My apologies for the horrible, horrible photo. It’s 11 pm and I just realized about 20 minutes ago that I wanted to have green juice ready for my breakfast in the morning, on the fly to work. So, I made a batch of what has become my personal favorite juice, bottled it, (dotcha like the bottle? Isn’t it adorable? T.J. Maxx. $4.) and wanted it share it with you. I just stuck a pad of newsprint paper behind it to block the other, more hideous clutter from view. I wanted to illustrate just how GREEN this stuff is. I love it! This is what The Jolly Green Giant drinks for breakfast, I’m pretty sure. He sits around with The Hulk, discussing how to get more kids to eat their vegetables.
Jolly Green Juice
- 6 kale leaves (rough estimate, since they can be varying sizes. It’s about 2 cups, torn from the stems into small pieces, which go through my juicer MUCH easier thank whole leaves. Also, since I stopped trying to use the stems I’ve noticed a decreased level of bitterness.)

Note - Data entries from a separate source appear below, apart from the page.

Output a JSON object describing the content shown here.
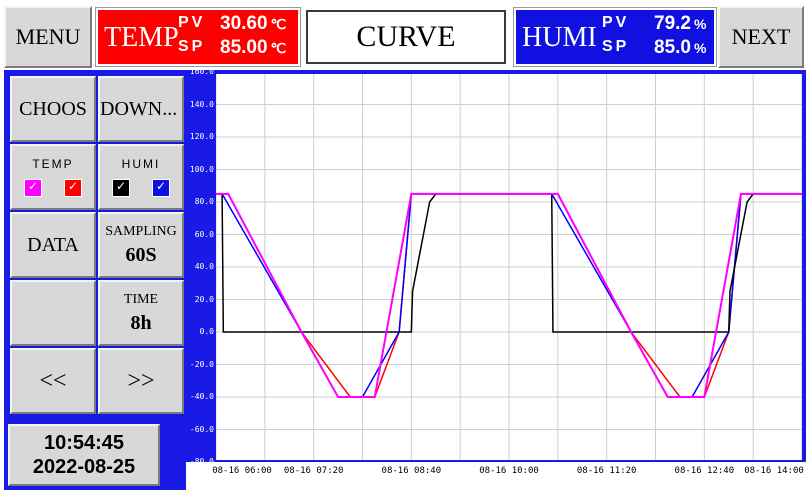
{
  "header": {
    "menu_label": "MENU",
    "next_label": "NEXT",
    "title": "CURVE",
    "temp": {
      "label": "TEMP",
      "pv_label": "PV",
      "sp_label": "SP",
      "pv": "30.60",
      "sp": "85.00",
      "unit": "℃",
      "color": "#ff0000"
    },
    "humi": {
      "label": "HUMI",
      "pv_label": "PV",
      "sp_label": "SP",
      "pv": "79.2",
      "sp": "85.0",
      "unit": "%",
      "color": "#1010e0"
    }
  },
  "sidebar": {
    "choose_label": "CHOOS",
    "down_label": "DOWN...",
    "temp_label": "TEMP",
    "humi_label": "HUMI",
    "checkboxes": [
      {
        "name": "temp-pv",
        "checked": true,
        "color": "#ff00ff"
      },
      {
        "name": "temp-sp",
        "checked": true,
        "color": "#ff0000"
      },
      {
        "name": "humi-pv",
        "checked": true,
        "color": "#000000"
      },
      {
        "name": "humi-sp",
        "checked": true,
        "color": "#0000ff"
      }
    ],
    "data_label": "DATA",
    "sampling_label": "SAMPLING",
    "sampling_value": "60S",
    "time_label": "TIME",
    "time_value": "8h",
    "prev_label": "<<",
    "next_label": ">>",
    "clock_time": "10:54:45",
    "clock_date": "2022-08-25"
  },
  "chart_data": {
    "type": "line",
    "ylim": [
      -80,
      160
    ],
    "yticks": [
      "160.0",
      "140.0",
      "120.0",
      "100.0",
      "80.0",
      "60.0",
      "40.0",
      "20.0",
      "0.0",
      "-20.0",
      "-40.0",
      "-60.0",
      "-80.0"
    ],
    "xlim": [
      "08-16 06:00",
      "08-16 14:00"
    ],
    "xticks": [
      "08-16 06:00",
      "08-16 07:20",
      "08-16 08:40",
      "08-16 10:00",
      "08-16 11:20",
      "08-16 12:40",
      "08-16 14:00"
    ],
    "grid": true,
    "series": [
      {
        "color": "#ff0000",
        "x": [
          "08-16 06:00",
          "08-16 06:10",
          "08-16 07:10",
          "08-16 07:50",
          "08-16 08:10",
          "08-16 08:30",
          "08-16 08:40",
          "08-16 10:30",
          "08-16 10:40",
          "08-16 11:40",
          "08-16 12:20",
          "08-16 12:40",
          "08-16 13:00",
          "08-16 13:10",
          "08-16 14:00"
        ],
        "values": [
          85,
          85,
          0,
          -40,
          -40,
          0,
          85,
          85,
          85,
          0,
          -40,
          -40,
          0,
          85,
          85
        ]
      },
      {
        "color": "#0000ff",
        "x": [
          "08-16 06:00",
          "08-16 06:05",
          "08-16 07:10",
          "08-16 07:40",
          "08-16 08:00",
          "08-16 08:30",
          "08-16 08:40",
          "08-16 10:30",
          "08-16 10:35",
          "08-16 11:40",
          "08-16 12:10",
          "08-16 12:30",
          "08-16 13:00",
          "08-16 13:10",
          "08-16 14:00"
        ],
        "values": [
          85,
          85,
          0,
          -40,
          -40,
          0,
          85,
          85,
          85,
          0,
          -40,
          -40,
          0,
          85,
          85
        ]
      },
      {
        "color": "#000000",
        "x": [
          "08-16 06:00",
          "08-16 06:05",
          "08-16 06:06",
          "08-16 08:40",
          "08-16 08:41",
          "08-16 08:55",
          "08-16 09:00",
          "08-16 10:35",
          "08-16 10:36",
          "08-16 13:00",
          "08-16 13:01",
          "08-16 13:15",
          "08-16 13:20",
          "08-16 14:00"
        ],
        "values": [
          85,
          85,
          0,
          0,
          25,
          80,
          85,
          85,
          0,
          0,
          25,
          80,
          85,
          85
        ]
      },
      {
        "color": "#ff00ff",
        "x": [
          "08-16 06:00",
          "08-16 06:10",
          "08-16 07:10",
          "08-16 07:40",
          "08-16 08:10",
          "08-16 08:40",
          "08-16 10:30",
          "08-16 10:40",
          "08-16 11:40",
          "08-16 12:10",
          "08-16 12:40",
          "08-16 13:10",
          "08-16 14:00"
        ],
        "values": [
          85,
          85,
          0,
          -40,
          -40,
          85,
          85,
          85,
          0,
          -40,
          -40,
          85,
          85
        ]
      }
    ]
  }
}
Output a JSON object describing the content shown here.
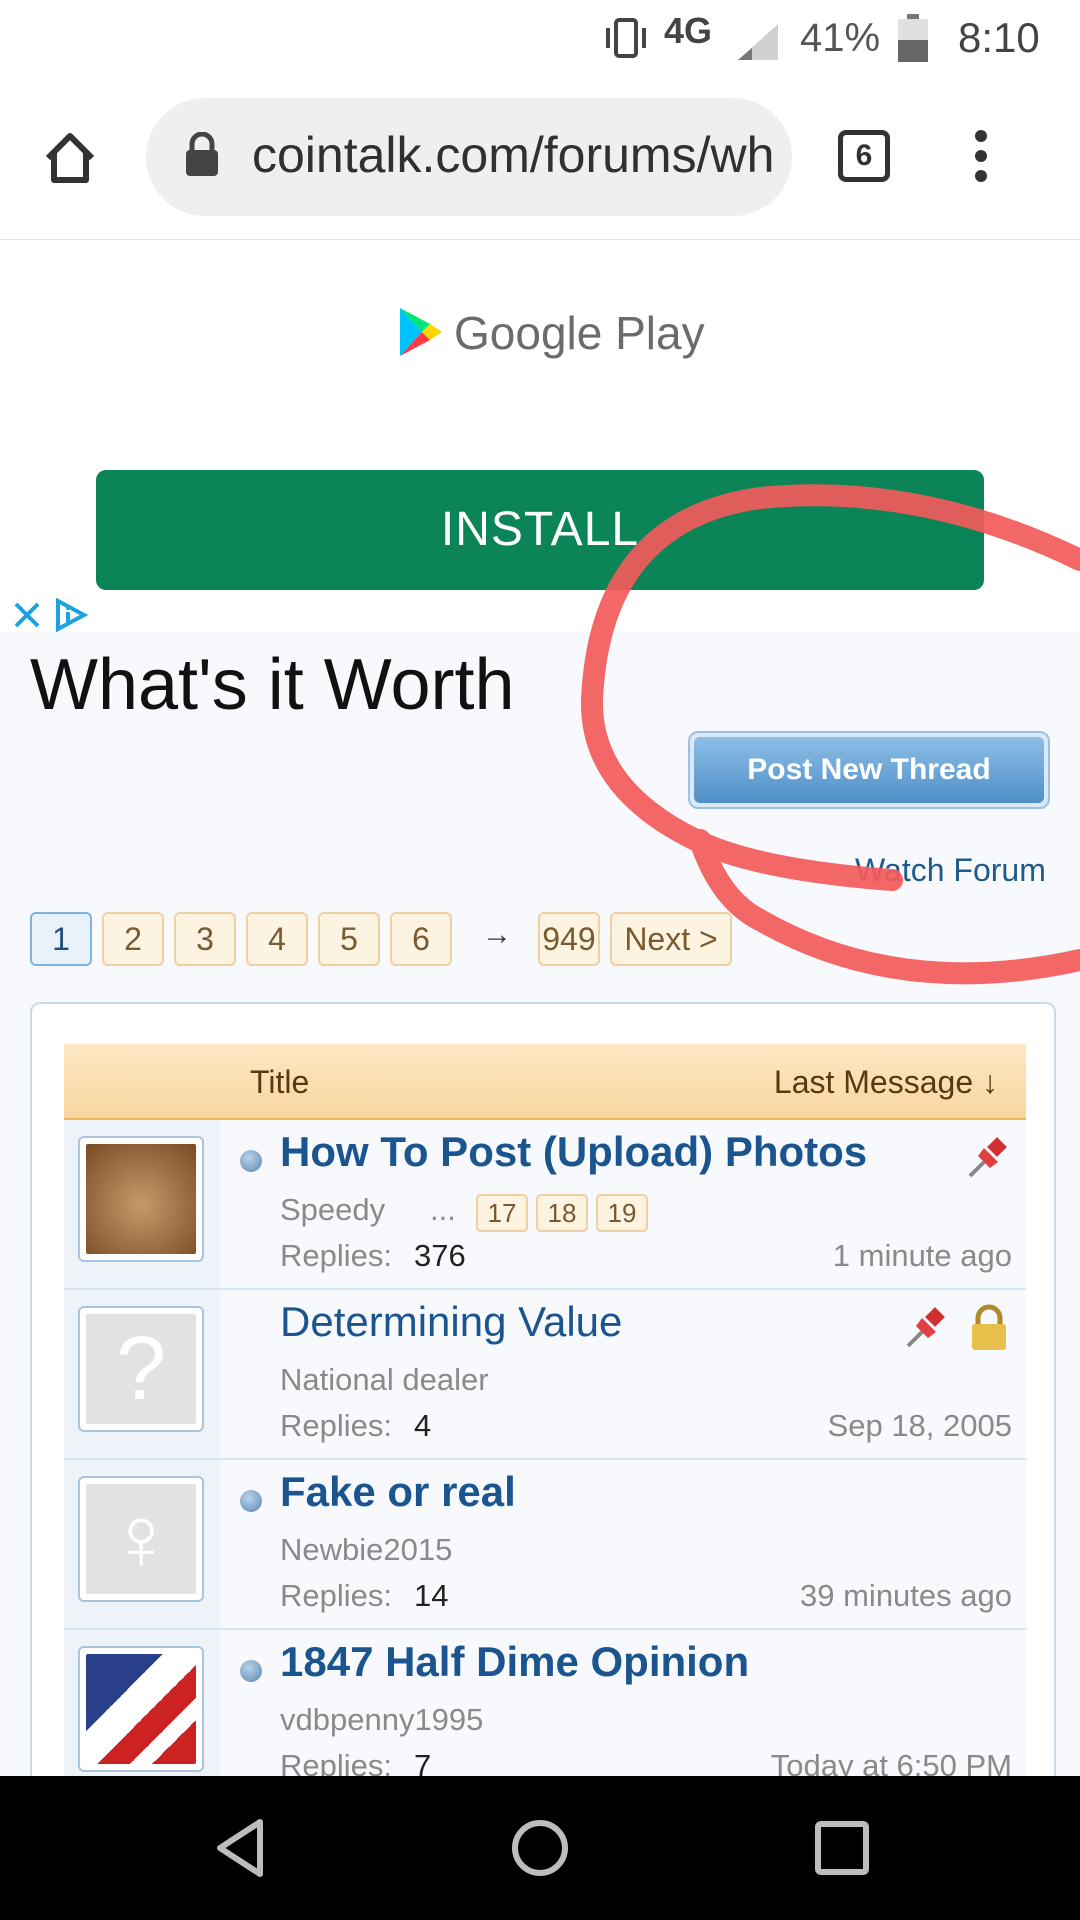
{
  "status_bar": {
    "network": "4G",
    "battery": "41%",
    "time": "8:10"
  },
  "browser": {
    "url": "cointalk.com/forums/wh",
    "tab_count": "6"
  },
  "ad": {
    "brand": "Google Play",
    "install_label": "INSTALL"
  },
  "forum": {
    "title": "What's it Worth",
    "post_button": "Post New Thread",
    "watch_label": "Watch Forum",
    "pages": [
      "1",
      "2",
      "3",
      "4",
      "5",
      "6"
    ],
    "pager_arrow": "→",
    "last_page": "949",
    "next_label": "Next >",
    "header": {
      "title": "Title",
      "last_message": "Last Message ↓"
    },
    "threads": [
      {
        "title": "How To Post (Upload) Photos",
        "author": "Speedy",
        "ellipsis": "...",
        "pages": [
          "17",
          "18",
          "19"
        ],
        "replies_label": "Replies:",
        "replies": "376",
        "date": "1 minute ago"
      },
      {
        "title": "Determining Value",
        "author": "National dealer",
        "replies_label": "Replies:",
        "replies": "4",
        "date": "Sep 18, 2005"
      },
      {
        "title": "Fake or real",
        "author": "Newbie2015",
        "replies_label": "Replies:",
        "replies": "14",
        "date": "39 minutes ago"
      },
      {
        "title": "1847 Half Dime Opinion",
        "author": "vdbpenny1995",
        "replies_label": "Replies:",
        "replies": "7",
        "date": "Today at 6:50 PM"
      }
    ]
  },
  "colors": {
    "install_green": "#0b8457",
    "link_blue": "#1b5590",
    "annotation_red": "#f25a5a",
    "header_orange": "#f9d6a0"
  }
}
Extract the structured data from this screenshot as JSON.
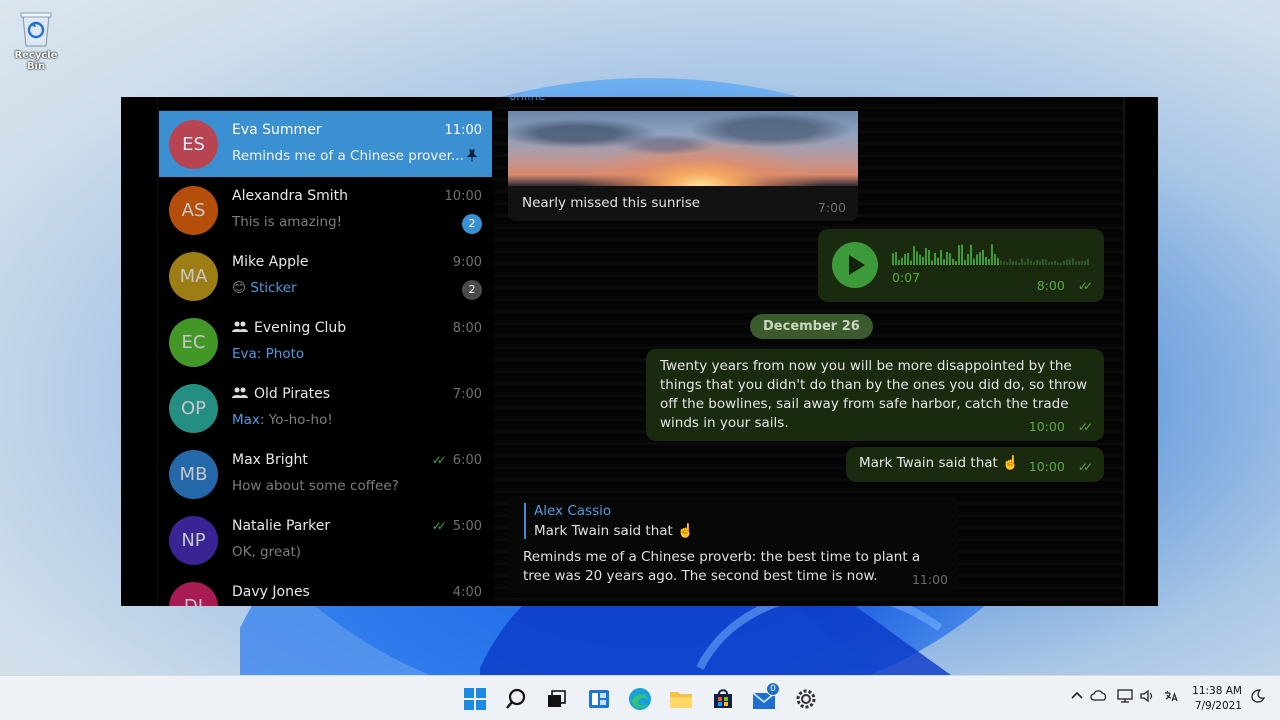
{
  "desktop": {
    "recycle_bin_label": "Recycle Bin"
  },
  "chat_list": [
    {
      "initials": "ES",
      "name": "Eva Summer",
      "time": "11:00",
      "preview": "Reminds me of a Chinese prover...",
      "color": "#e53935",
      "active": true,
      "pinned": true
    },
    {
      "initials": "AS",
      "name": "Alexandra Smith",
      "time": "10:00",
      "preview": "This is amazing!",
      "color": "#e8650f",
      "badge": "2"
    },
    {
      "initials": "MA",
      "name": "Mike Apple",
      "time": "9:00",
      "preview_emoji": "😊",
      "preview": "Sticker",
      "color": "#c9a21b",
      "badge": "2",
      "badge_muted": true
    },
    {
      "initials": "EC",
      "name": "Evening Club",
      "time": "8:00",
      "preview_sender": "Eva:",
      "preview": "Photo",
      "color": "#55c233",
      "group": true
    },
    {
      "initials": "OP",
      "name": "Old Pirates",
      "time": "7:00",
      "preview_sender": "Max:",
      "preview": "Yo-ho-ho!",
      "color": "#2fb7a7",
      "group": true
    },
    {
      "initials": "MB",
      "name": "Max Bright",
      "time": "6:00",
      "preview": "How about some coffee?",
      "color": "#2f86d9",
      "read": true
    },
    {
      "initials": "NP",
      "name": "Natalie Parker",
      "time": "5:00",
      "preview": "OK, great)",
      "color": "#4b2fbd",
      "read": true
    },
    {
      "initials": "DJ",
      "name": "Davy Jones",
      "time": "4:00",
      "preview": "",
      "color": "#d8246b"
    }
  ],
  "conversation": {
    "status": "online",
    "photo_message": {
      "caption": "Nearly missed this sunrise",
      "time": "7:00"
    },
    "voice_message": {
      "duration": "0:07",
      "time": "8:00"
    },
    "date_separator": "December 26",
    "quote_message": {
      "text": "Twenty years from now you will be more disappointed by the things that you didn't do than by the ones you did do, so throw off the bowlines, sail away from safe harbor, catch the trade winds in your sails.",
      "time": "10:00"
    },
    "twain_message": {
      "text": "Mark Twain said that ☝️",
      "time": "10:00"
    },
    "reply_message": {
      "reply_author": "Alex Cassio",
      "reply_text": "Mark Twain said that ☝️",
      "text": "Reminds me of a Chinese proverb: the best time to plant a tree was 20 years ago. The second best time is now.",
      "time": "11:00"
    }
  },
  "taskbar": {
    "icons": [
      "windows-start-icon",
      "search-icon",
      "task-view-icon",
      "widgets-icon",
      "edge-icon",
      "file-explorer-icon",
      "store-icon",
      "mail-icon",
      "settings-icon"
    ],
    "mail_badge": "0",
    "clock_time": "11:38 AM",
    "clock_date": "7/9/2021"
  }
}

- 1 large cucumber, peeled.
- 1 bunch of mint (don’t be scared of mint, it won’t be as strong as you might think.)
- 3 large stalks of celery
- 2 ripe pears
- 1 apple
- 1 lime, peeled
- A large knob of fresh ginger
This makes something like a quart of juice, maybe a bit more. I got the jug above plus a 12 oz glass full. If you drink it right away, I would definitely pour it over ice, since most of the fruit I keep at room temperature. Tepid thick green juice is not appetizing. After it’s good and chilled there’s no need for ice. I do add a few drops of liquid stevia to help counter the bitterness. I know that nutrition starts to deteriorate quickly after the fresh produce has been juiced, but kept well chilled in a glass container, it’s good for up to three days. Some nutrition may escape, but there’s still SO much more left than you would get by not drinking it at all. Juicing every day is hard to do with a busy schedule, so if you need cut it down to every two or three days to make it happen, DO IT. Don’t let the “You have to drink it absolutely fresh or diiiiiiiiiiiiiieeeeeeeee” drama queens scare you away from making steps in the right direction.
I also love learning to use alkaline veggies such as the kale, cucumber and celery to help balance the overabundance of acidic foods that we eat. It makes for a comfy tummy, and if you have problems with acidity, you might want to skip the lime. I never ate a bit of kale in my life before trying green juice. Celery pretty much needs to be smothered in ranch dressing. Cucumbers are only edible in large portions straight from the garden, long and straight and narrow with tiny seeds (which doesn’t describe a single cucumber I’ve ever found in a grocery store. We used to sell them cheap, $.10 a piece, and people would come and buy them by the tens and twenties to eat as snacks. I shudder at the thought of snacking on the fat, gross things from Walmart.), so juicing gets the nutrition from these vegetables into me in a much easier form. Don’t worry, when summer comes, I’ll be eating those cucumbers straight from the garden again. But now I have something to do with the ones that get overgrown.